A Brooklyn apartment fire ended in tragedy last week, and it turned out that a damaged electrical cord was to blame.
The apartment, located in Williamsburg, was a cluttered mess, which neighbors described as “overstuffed” and difficult to enter with too many electronics running at once.
The apartment’s owner, Angel Pagan, insisted that his air conditioner was off. Yet neighbors described his apartment as full of powered items: two air conditioners, fans, TVs, a fish tank and a radio.
Pagan said he was out at McDonald’s when the blaze broke out on Saturday, July 5, at 9:30 p.m.
FDNY firefighters determined that the cause for the fire was an air conditioner cord that was pinched between a wall and bed frame.
The fire ended up killing one FDNY firefighter, Lt. Gordon Ambelas, who was overcome by smoke and suffered burns; he later passed at Woodhull Hospital. Ambelas, a 14-year veteran with the fire department, was a 40-year-old father of two.
Pagan’s three Yorkshire terriers also died, likely due to smoke inhalation.

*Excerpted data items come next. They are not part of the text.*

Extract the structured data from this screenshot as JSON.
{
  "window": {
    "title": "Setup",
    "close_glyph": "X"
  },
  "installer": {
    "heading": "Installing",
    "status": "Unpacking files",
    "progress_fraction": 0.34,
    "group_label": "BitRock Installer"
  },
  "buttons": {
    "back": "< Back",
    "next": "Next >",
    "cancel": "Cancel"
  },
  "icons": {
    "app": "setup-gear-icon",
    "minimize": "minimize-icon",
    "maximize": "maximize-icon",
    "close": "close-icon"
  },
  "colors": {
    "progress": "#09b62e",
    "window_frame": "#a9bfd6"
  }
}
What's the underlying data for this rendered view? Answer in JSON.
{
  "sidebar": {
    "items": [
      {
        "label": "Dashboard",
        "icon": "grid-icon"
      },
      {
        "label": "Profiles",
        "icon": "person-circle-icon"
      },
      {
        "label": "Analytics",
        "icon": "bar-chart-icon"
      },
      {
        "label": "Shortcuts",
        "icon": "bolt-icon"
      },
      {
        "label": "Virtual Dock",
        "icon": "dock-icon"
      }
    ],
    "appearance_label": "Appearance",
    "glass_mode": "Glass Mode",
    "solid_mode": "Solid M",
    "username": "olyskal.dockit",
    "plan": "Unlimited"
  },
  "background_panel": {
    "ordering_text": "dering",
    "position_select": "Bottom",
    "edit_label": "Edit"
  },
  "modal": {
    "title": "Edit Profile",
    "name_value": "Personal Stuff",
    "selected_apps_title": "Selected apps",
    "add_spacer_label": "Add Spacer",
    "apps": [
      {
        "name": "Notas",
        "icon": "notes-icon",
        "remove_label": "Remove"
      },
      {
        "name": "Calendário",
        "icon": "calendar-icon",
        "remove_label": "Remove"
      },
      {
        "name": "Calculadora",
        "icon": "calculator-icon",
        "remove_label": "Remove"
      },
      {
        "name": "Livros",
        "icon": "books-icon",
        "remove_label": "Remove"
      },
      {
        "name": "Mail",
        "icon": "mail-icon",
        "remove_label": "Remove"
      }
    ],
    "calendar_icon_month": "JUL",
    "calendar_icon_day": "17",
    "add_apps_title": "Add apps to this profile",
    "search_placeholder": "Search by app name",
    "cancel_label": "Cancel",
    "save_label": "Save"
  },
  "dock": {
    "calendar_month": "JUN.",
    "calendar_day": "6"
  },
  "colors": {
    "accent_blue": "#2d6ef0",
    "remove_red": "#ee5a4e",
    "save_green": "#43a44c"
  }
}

While routine maintenance is important in order to keep an air conditioning unit in good condition, safety is crucial during the hot months, too. In addition to fires, multiple air conditioners and other electronics can overload a circuit, causing a power failure and damage to those items.
In addition to running multiple electronics, Pagan also admitted that he ran extension cords through his apartment. The outlets in his bedroom didn’t work, said Pagan, so he connected his TVs, air conditioners, and other electronics to the extension cord.
The National Fire Protection Agency reports that there were approximately 97,000 apartment fires each year in the United States, leading to an average of hundreds of deaths and thousands of injuries each year. The average amount of property damage done to apartment buildings by fires was estimated at $1,192 in 2012.
The New York City Fire Department recommends several safety tips in the event of an apartment fire, namely to know your exits and keep them clear and have an escape plan in the event of an emergency.